Reputation: 3613
I am having a string like this "11547QSD". I would like to split it in to 2 parts "11547" and "QSD". I got a hint with isnumeric() function. I am placing a overview down.Please suggest me a best way to split this.
str1 = "11547QSD" # is a valid string (in my context)
str2 = "ABC98765" # is a valid string
str3 = "111ABC111" # is not a valid string
if str1.isvalid():
str1_int = str1.integer_part()
str1_str = str1.string_part()
Thanks in advance
Upvotes: 3
Views: 174
Reputation: 137360
You can use regular expressions with named groups.
You basically first create regular expressions (I created two, for both cases: digits first or letters first). Then you check if the input matches. If it does, you call groupdict()
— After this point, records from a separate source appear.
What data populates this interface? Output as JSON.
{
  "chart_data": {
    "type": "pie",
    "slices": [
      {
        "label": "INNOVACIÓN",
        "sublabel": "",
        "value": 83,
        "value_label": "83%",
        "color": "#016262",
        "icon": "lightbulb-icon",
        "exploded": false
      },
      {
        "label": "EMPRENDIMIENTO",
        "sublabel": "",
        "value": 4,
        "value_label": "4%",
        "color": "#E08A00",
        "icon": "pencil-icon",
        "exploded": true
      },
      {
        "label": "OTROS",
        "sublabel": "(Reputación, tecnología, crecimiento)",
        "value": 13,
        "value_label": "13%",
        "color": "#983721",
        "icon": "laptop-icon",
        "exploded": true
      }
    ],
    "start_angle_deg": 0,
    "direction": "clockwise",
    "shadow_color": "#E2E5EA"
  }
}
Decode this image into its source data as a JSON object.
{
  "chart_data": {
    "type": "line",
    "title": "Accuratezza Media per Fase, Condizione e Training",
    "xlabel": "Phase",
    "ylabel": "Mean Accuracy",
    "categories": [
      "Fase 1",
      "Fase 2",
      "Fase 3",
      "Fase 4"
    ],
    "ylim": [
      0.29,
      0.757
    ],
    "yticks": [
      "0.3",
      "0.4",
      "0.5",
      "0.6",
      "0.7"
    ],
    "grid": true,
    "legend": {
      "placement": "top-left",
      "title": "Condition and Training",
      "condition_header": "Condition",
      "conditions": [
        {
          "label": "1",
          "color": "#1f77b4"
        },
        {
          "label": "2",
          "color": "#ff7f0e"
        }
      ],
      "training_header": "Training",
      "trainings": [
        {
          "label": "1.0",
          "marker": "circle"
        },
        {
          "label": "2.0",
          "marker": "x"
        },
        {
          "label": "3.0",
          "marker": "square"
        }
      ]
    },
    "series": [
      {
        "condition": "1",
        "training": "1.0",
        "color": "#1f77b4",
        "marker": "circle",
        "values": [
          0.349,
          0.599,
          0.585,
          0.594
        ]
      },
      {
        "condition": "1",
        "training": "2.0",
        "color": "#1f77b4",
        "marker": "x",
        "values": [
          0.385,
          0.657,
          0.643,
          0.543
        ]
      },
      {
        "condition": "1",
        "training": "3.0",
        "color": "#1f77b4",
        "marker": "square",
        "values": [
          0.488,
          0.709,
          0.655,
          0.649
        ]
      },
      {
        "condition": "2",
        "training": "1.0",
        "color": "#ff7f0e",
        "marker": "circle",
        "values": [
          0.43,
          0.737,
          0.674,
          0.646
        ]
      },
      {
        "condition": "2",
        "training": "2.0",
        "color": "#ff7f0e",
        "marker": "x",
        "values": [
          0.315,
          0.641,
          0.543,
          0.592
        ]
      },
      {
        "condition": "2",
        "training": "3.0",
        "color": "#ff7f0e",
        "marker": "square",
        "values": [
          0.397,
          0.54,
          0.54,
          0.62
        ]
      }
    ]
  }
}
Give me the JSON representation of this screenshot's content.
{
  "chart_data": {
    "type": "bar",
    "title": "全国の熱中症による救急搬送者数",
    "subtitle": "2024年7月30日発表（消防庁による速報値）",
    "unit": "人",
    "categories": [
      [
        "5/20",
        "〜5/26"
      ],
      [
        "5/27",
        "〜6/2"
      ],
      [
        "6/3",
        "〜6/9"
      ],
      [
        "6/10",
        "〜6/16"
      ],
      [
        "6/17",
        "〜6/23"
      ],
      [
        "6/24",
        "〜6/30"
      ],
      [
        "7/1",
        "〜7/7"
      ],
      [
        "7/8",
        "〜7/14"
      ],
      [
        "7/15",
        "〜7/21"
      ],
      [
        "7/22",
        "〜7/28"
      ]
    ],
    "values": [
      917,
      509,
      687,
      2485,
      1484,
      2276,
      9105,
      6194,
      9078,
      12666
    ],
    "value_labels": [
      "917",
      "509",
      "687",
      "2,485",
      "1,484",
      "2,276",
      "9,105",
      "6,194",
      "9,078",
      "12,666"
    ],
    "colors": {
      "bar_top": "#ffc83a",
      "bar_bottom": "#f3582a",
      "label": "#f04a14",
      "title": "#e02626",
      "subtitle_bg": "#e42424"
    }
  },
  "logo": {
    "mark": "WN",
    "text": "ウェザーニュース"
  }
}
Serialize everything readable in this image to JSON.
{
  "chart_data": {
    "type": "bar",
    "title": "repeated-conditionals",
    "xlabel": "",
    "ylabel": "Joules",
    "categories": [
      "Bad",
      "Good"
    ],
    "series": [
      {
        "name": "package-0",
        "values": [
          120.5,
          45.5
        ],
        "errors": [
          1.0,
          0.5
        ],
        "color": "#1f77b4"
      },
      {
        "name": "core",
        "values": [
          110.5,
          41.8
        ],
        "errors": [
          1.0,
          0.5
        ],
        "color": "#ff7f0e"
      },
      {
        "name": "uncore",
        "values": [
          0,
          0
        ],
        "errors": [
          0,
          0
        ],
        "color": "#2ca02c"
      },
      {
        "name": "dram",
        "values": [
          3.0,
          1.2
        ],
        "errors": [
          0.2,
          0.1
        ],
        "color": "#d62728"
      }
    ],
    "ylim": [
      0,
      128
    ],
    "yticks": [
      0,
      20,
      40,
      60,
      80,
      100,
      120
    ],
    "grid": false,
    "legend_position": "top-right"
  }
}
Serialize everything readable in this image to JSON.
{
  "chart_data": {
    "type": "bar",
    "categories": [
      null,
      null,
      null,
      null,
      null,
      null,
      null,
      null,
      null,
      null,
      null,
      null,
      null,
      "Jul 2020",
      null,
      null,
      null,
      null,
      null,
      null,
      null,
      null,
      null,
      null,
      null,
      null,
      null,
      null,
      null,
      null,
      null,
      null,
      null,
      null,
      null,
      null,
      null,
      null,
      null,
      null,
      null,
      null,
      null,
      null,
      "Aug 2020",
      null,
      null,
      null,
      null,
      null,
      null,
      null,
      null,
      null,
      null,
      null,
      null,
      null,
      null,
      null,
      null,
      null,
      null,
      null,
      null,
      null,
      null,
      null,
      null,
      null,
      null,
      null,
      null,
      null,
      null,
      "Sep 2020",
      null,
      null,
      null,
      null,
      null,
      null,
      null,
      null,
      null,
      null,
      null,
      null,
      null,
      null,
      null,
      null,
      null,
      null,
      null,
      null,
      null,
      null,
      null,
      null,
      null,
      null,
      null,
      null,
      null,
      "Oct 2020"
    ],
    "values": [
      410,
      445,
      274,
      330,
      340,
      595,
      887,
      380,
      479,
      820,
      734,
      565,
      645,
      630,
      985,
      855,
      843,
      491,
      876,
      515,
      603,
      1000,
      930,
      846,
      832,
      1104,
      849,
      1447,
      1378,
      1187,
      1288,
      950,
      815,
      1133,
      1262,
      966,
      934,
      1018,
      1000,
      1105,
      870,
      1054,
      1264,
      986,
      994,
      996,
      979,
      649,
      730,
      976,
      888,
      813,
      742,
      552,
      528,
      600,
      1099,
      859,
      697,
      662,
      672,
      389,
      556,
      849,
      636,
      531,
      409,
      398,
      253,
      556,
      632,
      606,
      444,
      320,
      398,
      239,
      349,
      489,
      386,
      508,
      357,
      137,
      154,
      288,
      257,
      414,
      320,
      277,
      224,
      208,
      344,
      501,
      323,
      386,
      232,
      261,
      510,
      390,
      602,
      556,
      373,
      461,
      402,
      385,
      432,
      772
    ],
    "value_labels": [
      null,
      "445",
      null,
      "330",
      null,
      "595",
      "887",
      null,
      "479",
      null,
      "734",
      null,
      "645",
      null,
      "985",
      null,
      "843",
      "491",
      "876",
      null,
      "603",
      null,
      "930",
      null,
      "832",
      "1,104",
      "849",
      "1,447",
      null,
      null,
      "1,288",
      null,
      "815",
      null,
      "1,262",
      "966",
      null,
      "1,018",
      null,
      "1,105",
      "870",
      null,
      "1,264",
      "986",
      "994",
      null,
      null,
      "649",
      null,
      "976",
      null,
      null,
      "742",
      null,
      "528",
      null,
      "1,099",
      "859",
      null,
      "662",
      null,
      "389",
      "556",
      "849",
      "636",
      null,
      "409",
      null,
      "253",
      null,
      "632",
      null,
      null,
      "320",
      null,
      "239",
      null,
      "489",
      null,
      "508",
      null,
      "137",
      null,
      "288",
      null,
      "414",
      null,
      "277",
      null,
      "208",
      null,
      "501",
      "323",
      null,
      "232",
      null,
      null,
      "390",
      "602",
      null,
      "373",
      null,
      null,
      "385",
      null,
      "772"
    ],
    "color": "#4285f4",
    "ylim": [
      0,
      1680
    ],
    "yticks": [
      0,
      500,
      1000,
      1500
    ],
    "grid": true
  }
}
on the resulting match object to get dictionary like {'digits':'11547', 'letters':'QSD'}
. Then you just use it (I printed it).
Full example following the above advice:
>>> import re
>>> checks = [
re.compile(r'^(?P<digits>\d+)(?P<letters>\D+)$'),
re.compile(r'^(?P<letters>\D+)(?P<digits>\d+)$'),
]
>>> inputs = ['11547QSD', 'ABC98765', '111ABC111']
>>> for item in inputs:
for check in checks:
if check.match(item):
print('Digits are {digits}, letters are {letters}'.format(
**check.search(item).groupdict()
))
break
else:
print('%s is incorrect' % (item,))
Digits are 11547, letters are QSD
Digits are 98765, letters are ABC
111ABC111 is incorrect
If you understand the above, you can shorten the code and create the resulting dict (matching string - resulting groups) like that:
>>> from itertools import product
>>> {item: check.search(item).groupdict()
for (item, check) in product(inputs, checks) if check.match(item)}
{'ABC98765': {'digits': '98765', 'letters': 'ABC'},
'11547QSD': {'digits': '11547', 'letters': 'QSD'}}
Note:
I used metacharacters \d
and \D
. The first basically means "digit", the second means "non-digit". The details on what they mean are here.
Upvotes: 5
Reputation: 42411
Mostly for fun:
ss = ["11547QSD", "ABC98765", "111ABC111"]
fmt = r'\A(?P<full>{0}{1})\Z'
ps = [r'(?P<digits>\d+)', r'(?P<letters>[A-Z]+)']
fs = [fmt.format(*sorted(ps, reverse = b)) for b in [False, True]]
rs = [re.compile(f) for f in fs]
ms = filter(None, (r.search(s) for s in ss for r in rs))
gds = [m.groupdict() for m in ms]
for gd in gds:
print gd
# Output:
# {'digits': '11547', 'full': '11547QSD', 'letters': 'QSD'}
# {'digits': '98765', 'full': 'ABC98765', 'letters': 'ABC'}
Upvotes: 0
Reputation: 21615
from string import ascii_letters, digits
s_int, s_str = sorted([s.strip(ascii_letters), s.strip(digits)])
is_valid = s in {s_int+s_str, s_str+s_int}
Upvotes: 0
Reputation: 1985
I think regex should be the best solution, an example:
import re
re.split(r'(\d+|\(|\))', '11547QSD')
Upvotes: 0